Step 5: Evaluate Results¶
Let's evaluate how well our model performs:
5.1 Prepare Ground Truth¶
Create ground_truth.jsonl
with expected answers:
{"question": "What is a loop in programming?", "answer": "A loop is a programming construct that repeats a block of code multiple times until a certain condition is met."}
{"question": "What is recursion?", "answer": "Recursion is a programming technique where a function calls itself to solve a problem by breaking it down into smaller, similar subproblems."}
{"question": "What is a data structure?", "answer": "A data structure is a way of organizing and storing data in a computer so that it can be accessed and manipulated efficiently."}
5.2 Configure Evaluator¶
Add this to your config.toml
:
[evaluator]
# Evaluation metrics
metrics = ["bleu_score", "rouge_score", "semantic_similarity"]
# LLM for evaluation (optional, remove if no OpenAI key)
llm = "gpt-4o-mini"
embedding = "text-embeddings-3-small"
# Run configuration
run_name = "null"
run_name_prefix = "eval-programming-qa-"
run_name_suffix = ""
5.3 Run Evaluation¶
# Run evaluation (with OpenAI key for LLM-based metrics)
uv run app/evaluator.py --openai-key "your_openai_key"

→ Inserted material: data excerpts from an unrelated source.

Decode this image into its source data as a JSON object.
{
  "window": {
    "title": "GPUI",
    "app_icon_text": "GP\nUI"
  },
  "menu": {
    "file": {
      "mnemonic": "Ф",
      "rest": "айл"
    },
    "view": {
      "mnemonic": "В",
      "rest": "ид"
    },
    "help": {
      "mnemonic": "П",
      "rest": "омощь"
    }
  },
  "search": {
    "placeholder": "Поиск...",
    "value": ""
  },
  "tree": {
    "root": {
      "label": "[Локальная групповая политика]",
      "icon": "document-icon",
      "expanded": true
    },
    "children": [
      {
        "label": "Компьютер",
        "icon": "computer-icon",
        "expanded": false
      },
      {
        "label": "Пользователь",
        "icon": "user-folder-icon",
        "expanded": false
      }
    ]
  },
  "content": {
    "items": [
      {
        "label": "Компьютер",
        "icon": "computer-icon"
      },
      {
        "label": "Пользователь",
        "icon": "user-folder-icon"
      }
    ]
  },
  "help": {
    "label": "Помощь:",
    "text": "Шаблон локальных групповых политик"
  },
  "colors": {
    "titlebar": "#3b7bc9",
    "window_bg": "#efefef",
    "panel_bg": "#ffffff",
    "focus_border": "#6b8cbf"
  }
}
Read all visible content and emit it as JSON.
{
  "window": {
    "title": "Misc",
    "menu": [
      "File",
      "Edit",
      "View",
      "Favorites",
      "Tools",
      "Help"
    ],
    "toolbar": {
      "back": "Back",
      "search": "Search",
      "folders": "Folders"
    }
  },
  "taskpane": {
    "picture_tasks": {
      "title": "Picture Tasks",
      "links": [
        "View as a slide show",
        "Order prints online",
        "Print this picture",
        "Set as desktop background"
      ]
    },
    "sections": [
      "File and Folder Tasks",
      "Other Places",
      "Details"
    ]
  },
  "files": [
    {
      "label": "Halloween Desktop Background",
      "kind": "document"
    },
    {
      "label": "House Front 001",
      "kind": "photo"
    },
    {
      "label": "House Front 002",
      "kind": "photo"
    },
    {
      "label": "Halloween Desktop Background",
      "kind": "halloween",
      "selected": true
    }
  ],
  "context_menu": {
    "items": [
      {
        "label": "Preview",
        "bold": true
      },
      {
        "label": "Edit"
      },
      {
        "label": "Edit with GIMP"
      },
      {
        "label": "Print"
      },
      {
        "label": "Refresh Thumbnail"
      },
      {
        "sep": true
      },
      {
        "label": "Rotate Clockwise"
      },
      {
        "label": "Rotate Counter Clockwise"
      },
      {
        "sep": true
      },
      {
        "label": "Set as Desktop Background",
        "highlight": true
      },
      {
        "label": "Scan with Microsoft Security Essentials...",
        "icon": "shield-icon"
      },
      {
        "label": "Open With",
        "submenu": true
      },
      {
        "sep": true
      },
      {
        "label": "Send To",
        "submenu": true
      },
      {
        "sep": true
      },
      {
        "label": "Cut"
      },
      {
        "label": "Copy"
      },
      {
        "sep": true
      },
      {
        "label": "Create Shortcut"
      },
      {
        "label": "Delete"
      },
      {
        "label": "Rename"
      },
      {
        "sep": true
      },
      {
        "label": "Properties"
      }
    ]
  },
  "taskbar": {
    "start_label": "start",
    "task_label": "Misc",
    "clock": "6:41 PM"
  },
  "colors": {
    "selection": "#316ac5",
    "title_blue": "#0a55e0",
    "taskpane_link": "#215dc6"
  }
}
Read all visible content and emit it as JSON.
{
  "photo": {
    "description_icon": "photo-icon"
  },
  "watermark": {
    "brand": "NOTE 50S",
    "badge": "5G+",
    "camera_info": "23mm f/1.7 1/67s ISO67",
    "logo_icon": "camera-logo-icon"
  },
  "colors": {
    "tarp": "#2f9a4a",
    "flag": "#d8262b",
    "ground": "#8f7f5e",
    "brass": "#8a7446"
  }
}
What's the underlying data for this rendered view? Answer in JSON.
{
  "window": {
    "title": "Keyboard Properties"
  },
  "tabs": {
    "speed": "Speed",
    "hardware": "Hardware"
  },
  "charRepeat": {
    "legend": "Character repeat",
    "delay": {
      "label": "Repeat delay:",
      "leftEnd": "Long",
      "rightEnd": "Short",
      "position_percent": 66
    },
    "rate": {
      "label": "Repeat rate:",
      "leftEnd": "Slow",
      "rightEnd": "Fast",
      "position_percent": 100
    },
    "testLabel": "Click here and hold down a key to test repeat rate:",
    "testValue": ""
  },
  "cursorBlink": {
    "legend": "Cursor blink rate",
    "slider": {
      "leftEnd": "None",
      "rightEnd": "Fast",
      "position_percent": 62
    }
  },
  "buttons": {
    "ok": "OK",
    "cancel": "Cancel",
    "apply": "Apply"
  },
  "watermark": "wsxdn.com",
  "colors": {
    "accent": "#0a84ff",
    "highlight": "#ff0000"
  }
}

# Or without LLM-based metrics (only BLEU and ROUGE)
uv run app/evaluator.py
Step 6: Review Results¶
Training Metrics¶
- Weights & Biases Dashboard:
- Go to wandb.ai
- Open your project:
programming-qa-tutorial
-
Review loss curves, learning rate, and system metrics
-
Local Model:
- Model saved in
./models/fine_tuned/
- Hugging Face Hub:
your-username/programming-qa-YYYYMMDD-HHMMSS
Inference Results¶
Check inferencer_output.jsonl
:
Expected output:
{"question": "What is a loop in programming?", "answer": "A loop is a programming construct that allows you to repeat a block of code multiple times...", "metadata": {...}}
Evaluation Metrics¶
Check the evaluation results:
# Summary metrics
cat evaluator_output_summary.json
# Detailed results
# Open evaluator_output_detailed.xlsx in Excel/LibreOffice
Understanding the Results¶
Training Loss¶
- Good Training: Loss should decrease over epochs
- Overfitting: Loss stops decreasing or increases
- Underfitting: Loss remains high throughout training
BLEU Score¶
- Range: 0-100 (higher is better)
- Good Score: 20+ for this task
- Interpretation: Measures word overlap with reference
ROUGE Score¶
- Range: 0-1 (higher is better)
- Good Score: 0.2+ for this task
- Interpretation: Measures summary quality
Semantic Similarity¶
- Range: 0-1 (higher is better)
- Good Score: 0.7+ for this task
- Interpretation: Meaning similarity using embeddings
Next Steps¶
Congratulations! You've completed your first fine-tuning project. Here's what you can do next:
Improve the Model¶
- More Data: Add more diverse programming questions
- Longer Training: Increase epochs (3-5)
- Higher LoRA Rank: Try rank=32 for better quality
- Validation Set: Add validation data to monitor overfitting
Advanced Techniques¶
- Advanced Configuration: Explore more options
- CI/CD Integration: Automate your pipeline
- Multi-GPU Training: Scale to larger models and datasets
Experiment with Different Tasks¶
- Text Summarization: Train on summarization datasets
- Code Generation: Fine-tune for programming tasks
- Translation: Create multilingual models
- Classification: Adapt for classification tasks
Troubleshooting¶
Common Issues¶
Out of Memory Error:
Slow Training:
Poor Quality Results:
Dataset Loading Issues: - Check dataset format (JSONL) - Verify column names match configuration - Ensure dataset is public or you have access
Conclusion¶
You've successfully:
- ✅ Created and uploaded a custom dataset
- ✅ Configured the fine-tuning pipeline
- ✅ Fine-tuned a language model
- ✅ Generated predictions with inference
- ✅ Evaluated model performance
This foundation will help you tackle more complex fine-tuning projects. The same process scales to larger models, datasets, and more sophisticated tasks.